Сергей Довлатов: Безыдейный диссидент

В Союзе я диссидентом не был. (Пьянство не считается). Я всего лишь писал идейно чуждые рассказы. И мне пришлось уехать. Диссидентом я стал в Америке.
Сергей Довлатов

Большой маленкий человек

Первичным смыслом художественного произведения является личность автора. Особенно если в нём используется автобиографический материал. Сергей Довлатов (1941-1990) в этом отношении особенный случай. Подобно тому, как на загадочном рисунке Мориса Эшера две руки прорисовывают друг друга, писатель Довлатов и персонаж Довлатов взаимообусловлены. Что не означает их тождества. Тем, кто знал его по книгам, казалось, что знают его. Те, кто знал его по жизни, понимали, что знали его мало. Великий мистификатор, он умел приводить окружающую действительность в нестабильное состояние. Все факты в его биографии неточны, неоднозначны, неясны. Об этом следует помнить, читая его книги – по форме едва ли не исповедальные, но по содержанию большей частью измышленные. В гравитационном поле вокруг Довлатова реальность искажается, утрачивая достоверность.

Однако прежде чем перейти на личности, хорошо бы разобраться в критериях. Гуманистический пафос, свойственный всей мировой литературе, можно назвать оправданием человека. Как судится человек человеками? Шкала для оценки общественного значения каждого из нас располагается меж двумя обобщающими определениями: большой человек и маленький человек. Мания величия, свойственная российской державности, признавала большими людьми только государственных мужей. Так царский цензор был возмущен неуместным уважением к личности Пушкина, высказанном в его некрологе: какая важность может быть в поэте – тем более таком, что не державную мощь славил, а милость к падшим призывал. Именно на вопросе о месте человека в российской действительности государство и общество разошлись самым решительным образом. Русская литература отвратилась лицом от сильных мира сего и обратилась сердцем к бедным людям, неимущим, несчастным. Аутсайдеры, увиденные сквозь магический кристалл искусства, оказываются настоящими людьми, а хозяева жизни – экзистенциальными самозванцами.

Сквозной персонаж прозы Довлатова, alter ego автора – маленький человек… в стране, обустроенной карликами. Такая вот первая неожиданность, смущающая наши умы: большой маленький человек. Принято считать, что основной пафос творчества Довлатова – снисходительность к людской слабости. Это не совсем так. Скорее уж можно усмотреть в нем некую жестокость, оправданную на выводе. Сарказм Довлатова разъедает коросту контекста, высвобождая фактичность человека из бытового ничтожества. Но в его тотальной сатире нет авторского высокомерия. Он ставит литературный эксперимент на себе самом, и это снимает с него подозрения в снобизме.

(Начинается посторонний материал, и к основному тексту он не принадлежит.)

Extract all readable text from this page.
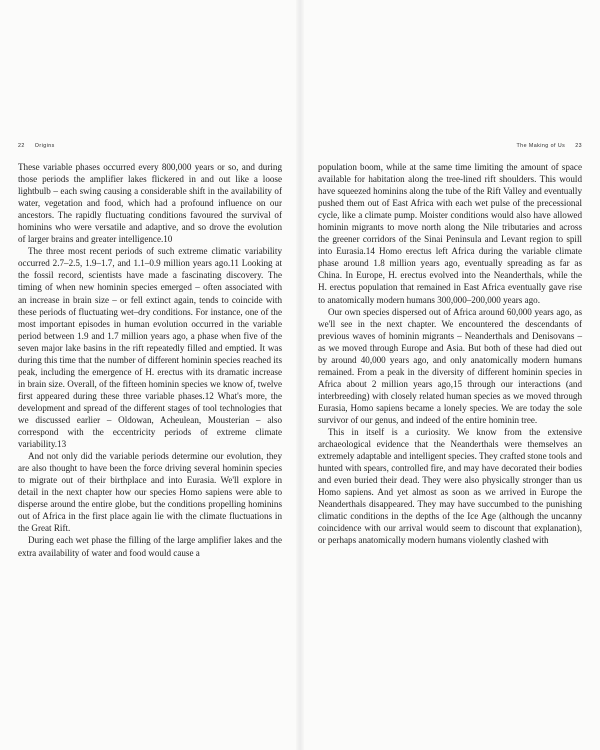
22 Origins

These variable phases occurred every 800,000 years or so, and during those periods the amplifier lakes flickered in and out like a loose lightbulb – each swing causing a considerable shift in the availability of water, vegetation and food, which had a profound influence on our ancestors. The rapidly fluctuating conditions favoured the survival of hominins who were versatile and adaptive, and so drove the evolution of larger brains and greater intelligence.10

The three most recent periods of such extreme climatic variability occurred 2.7–2.5, 1.9–1.7, and 1.1–0.9 million years ago.11 Looking at the fossil record, scientists have made a fascinating discovery. The timing of when new hominin species emerged – often associated with an increase in brain size – or fell extinct again, tends to coincide with these periods of fluctuating wet–dry conditions. For instance, one of the most important episodes in human evolution occurred in the variable period between 1.9 and 1.7 million years ago, a phase when five of the seven major lake basins in the rift repeatedly filled and emptied. It was during this time that the number of different hominin species reached its peak, including the emergence of H. erectus with its dramatic increase in brain size. Overall, of the fifteen hominin species we know of, twelve first appeared during these three variable phases.12 What's more, the development and spread of the different stages of tool technologies that we discussed earlier – Oldowan, Acheulean, Mousterian – also correspond with the eccentricity periods of extreme climate variability.13

And not only did the variable periods determine our evolution, they are also thought to have been the force driving several hominin species to migrate out of their birthplace and into Eurasia. We'll explore in detail in the next chapter how our species Homo sapiens were able to disperse around the entire globe, but the conditions propelling hominins out of Africa in the first place again lie with the climate fluctuations in the Great Rift.

During each wet phase the filling of the large amplifier lakes and the extra availability of water and food would cause a

The Making of Us 23

population boom, while at the same time limiting the amount of space available for habitation along the tree-lined rift shoulders. This would have squeezed hominins along the tube of the Rift Valley and eventually pushed them out of East Africa with each wet pulse of the precessional cycle, like a climate pump. Moister conditions would also have allowed hominin migrants to move north along the Nile tributaries and across the greener corridors of the Sinai Peninsula and Levant region to spill into Eurasia.14 Homo erectus left Africa during the variable climate phase around 1.8 million years ago, eventually spreading as far as China. In Europe, H. erectus evolved into the Neanderthals, while the H. erectus population that remained in East Africa eventually gave rise to anatomically modern humans 300,000–200,000 years ago.

Our own species dispersed out of Africa around 60,000 years ago, as we'll see in the next chapter. We encountered the descendants of previous waves of hominin migrants – Neanderthals and Denisovans – as we moved through Europe and Asia. But both of these had died out by around 40,000 years ago, and only anatomically modern humans remained. From a peak in the diversity of different hominin species in Africa about 2 million years ago,15 through our interactions (and interbreeding) with closely related human species as we moved through Eurasia, Homo sapiens became a lonely species. We are today the sole survivor of our genus, and indeed of the entire hominin tree.

This in itself is a curiosity. We know from the extensive archaeological evidence that the Neanderthals were themselves an extremely adaptable and intelligent species. They crafted stone tools and hunted with spears, controlled fire, and may have decorated their bodies and even buried their dead. They were also physically stronger than us Homo sapiens. And yet almost as soon as we arrived in Europe the Neanderthals disappeared. They may have succumbed to the punishing climatic conditions in the depths of the Ice Age (although the uncanny coincidence with our arrival would seem to discount that explanation), or perhaps anatomically modern humans violently clashed with
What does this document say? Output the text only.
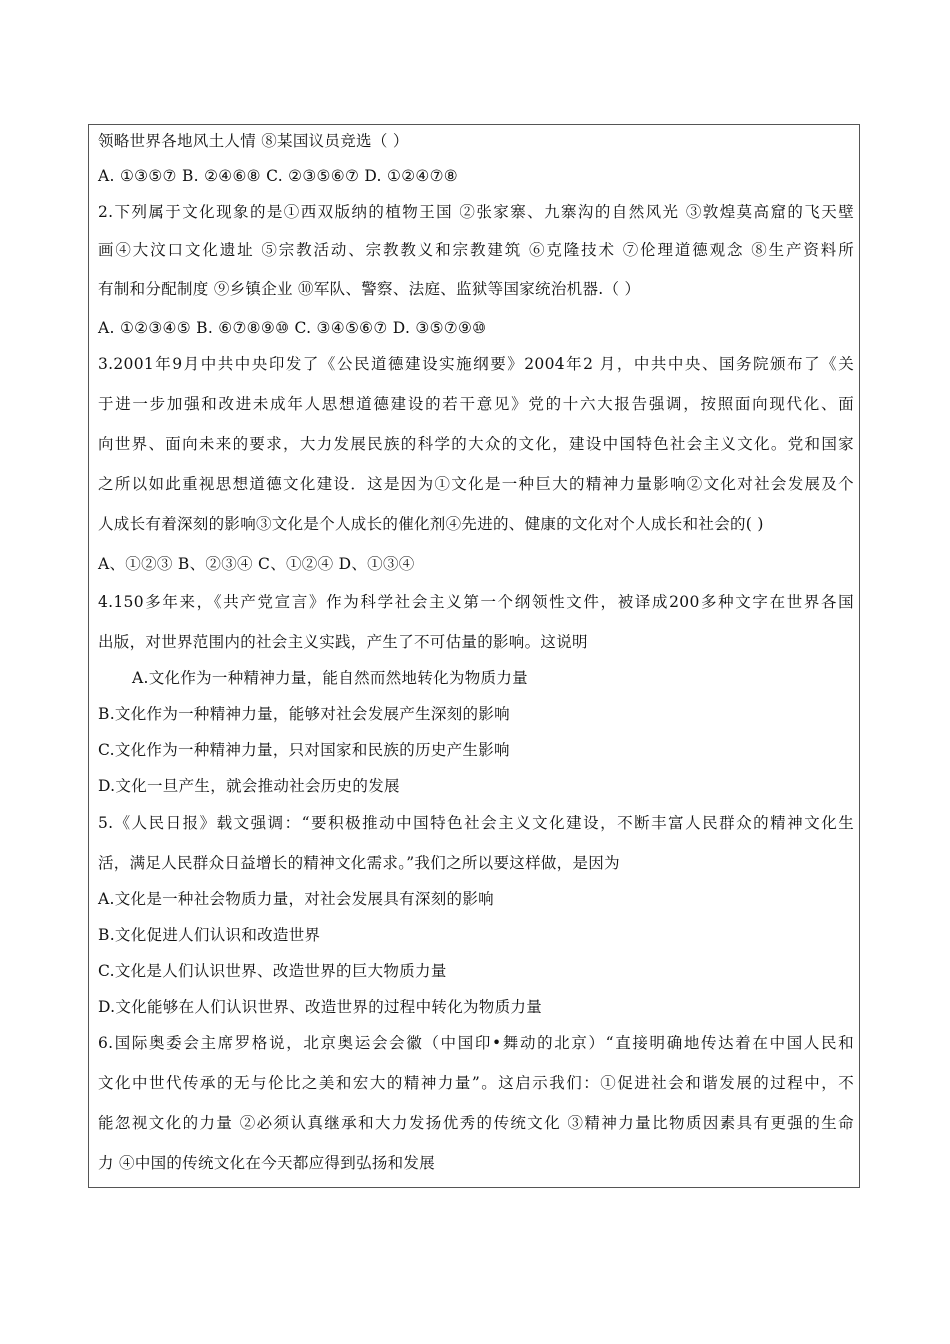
领略世界各地风土人情 ⑧某国议员竞选（ ）
A. ①③⑤⑦ B. ②④⑥⑧ C. ②③⑤⑥⑦ D. ①②④⑦⑧
2.下列属于文化现象的是①西双版纳的植物王国 ②张家寨、九寨沟的自然风光 ③敦煌莫高窟的飞天壁
画④大汶口文化遗址 ⑤宗教活动、宗教教义和宗教建筑 ⑥克隆技术 ⑦伦理道德观念 ⑧生产资料所
有制和分配制度 ⑨乡镇企业 ⑩军队、警察、法庭、监狱等国家统治机器.（ ）
A. ①②③④⑤ B. ⑥⑦⑧⑨⑩ C. ③④⑤⑥⑦ D. ③⑤⑦⑨⑩
3.2001年9月中共中央印发了《公民道德建设实施纲要》2004年2 月，中共中央、国务院颁布了《关
于进一步加强和改进未成年人思想道德建设的若干意见》党的十六大报告强调，按照面向现代化、面
向世界、面向未来的要求，大力发展民族的科学的大众的文化，建设中国特色社会主义文化。党和国家
之所以如此重视思想道德文化建设．这是因为①文化是一种巨大的精神力量影响②文化对社会发展及个
人成长有着深刻的影响③文化是个人成长的催化剂④先进的、健康的文化对个人成长和社会的( )
A、①②③ B、②③④ C、①②④ D、①③④
4.150多年来，《共产党宣言》作为科学社会主义第一个纲领性文件，被译成200多种文字在世界各国
出版，对世界范围内的社会主义实践，产生了不可估量的影响。这说明
A.文化作为一种精神力量，能自然而然地转化为物质力量
B.文化作为一种精神力量，能够对社会发展产生深刻的影响
C.文化作为一种精神力量，只对国家和民族的历史产生影响
D.文化一旦产生，就会推动社会历史的发展
5.《人民日报》载文强调：“要积极推动中国特色社会主义文化建设，不断丰富人民群众的精神文化生
活，满足人民群众日益增长的精神文化需求。”我们之所以要这样做，是因为
A.文化是一种社会物质力量，对社会发展具有深刻的影响
B.文化促进人们认识和改造世界
C.文化是人们认识世界、改造世界的巨大物质力量
D.文化能够在人们认识世界、改造世界的过程中转化为物质力量
6.国际奥委会主席罗格说，北京奥运会会徽（中国印•舞动的北京）“直接明确地传达着在中国人民和
文化中世代传承的无与伦比之美和宏大的精神力量”。这启示我们：①促进社会和谐发展的过程中，不
能忽视文化的力量 ②必须认真继承和大力发扬优秀的传统文化 ③精神力量比物质因素具有更强的生命
力 ④中国的传统文化在今天都应得到弘扬和发展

Большой маленький человек – оксюморон, сочетание не сочетаемого. Собственно, сам Довлатов был неким оксюмороном. Большим противоречием. По физическим габаритам – большой и сильный, а по внутренним параметрам… ну, не такой, каким казался. Разный, словно разрозненный. Неуверенный в себе и поглощенный собой. Вызывающий резкие возражения и исполненный мрачного обаяния. Наполовину еврей, на другую армянин, Сергей Донатович Довлатов как никто другой имеет право представлять современную русскую литературу мировой общественности. Он наиболее типичен, потому что в высшей степени уникален. Безыдейный диссидент, сочетавший интеллигентность с богемностью, он прошел суровую школу жизни, но так и не научился жить вне литературы. В Довлатове было нечто от мачо, а больше от медведя. Как остроумно охарактеризовал особенность его фактуры Иосиф Бродский – физическая избыточность. Он был явлением в литературной богеме Ленинграда. Он стал событием в русской диаспоре Нью-Йорка. Женщины западали на его стать, мужчины считались с его сутью. Впрочем, его дружеские связи были непрочны и ненадежны, а его love story были нелепы и несчастливы. Как свидетельствует его давний друг Валерий Попов, ему в равной мере были свойственны обидчивость, мнительность, уязвимость – и жестокость, коварство, конфликтность. Как истинный интеллигент, он был неотразим и невыносим одновременно. О, эти беззлобные безобразия, составившие канву его биографии, по которой уток слова ткал литературу… По синкопированному ритму хроника его жизни похожа на джазовую композицию. Он дорожил дружбой – и не давал пощады никому, включая самых дорогих ему людей. Он любил женщин, но его любовные истории трагикомичны. Он женился, когда отношения рушились, и после разрыва бывшие жены рожали ему детей.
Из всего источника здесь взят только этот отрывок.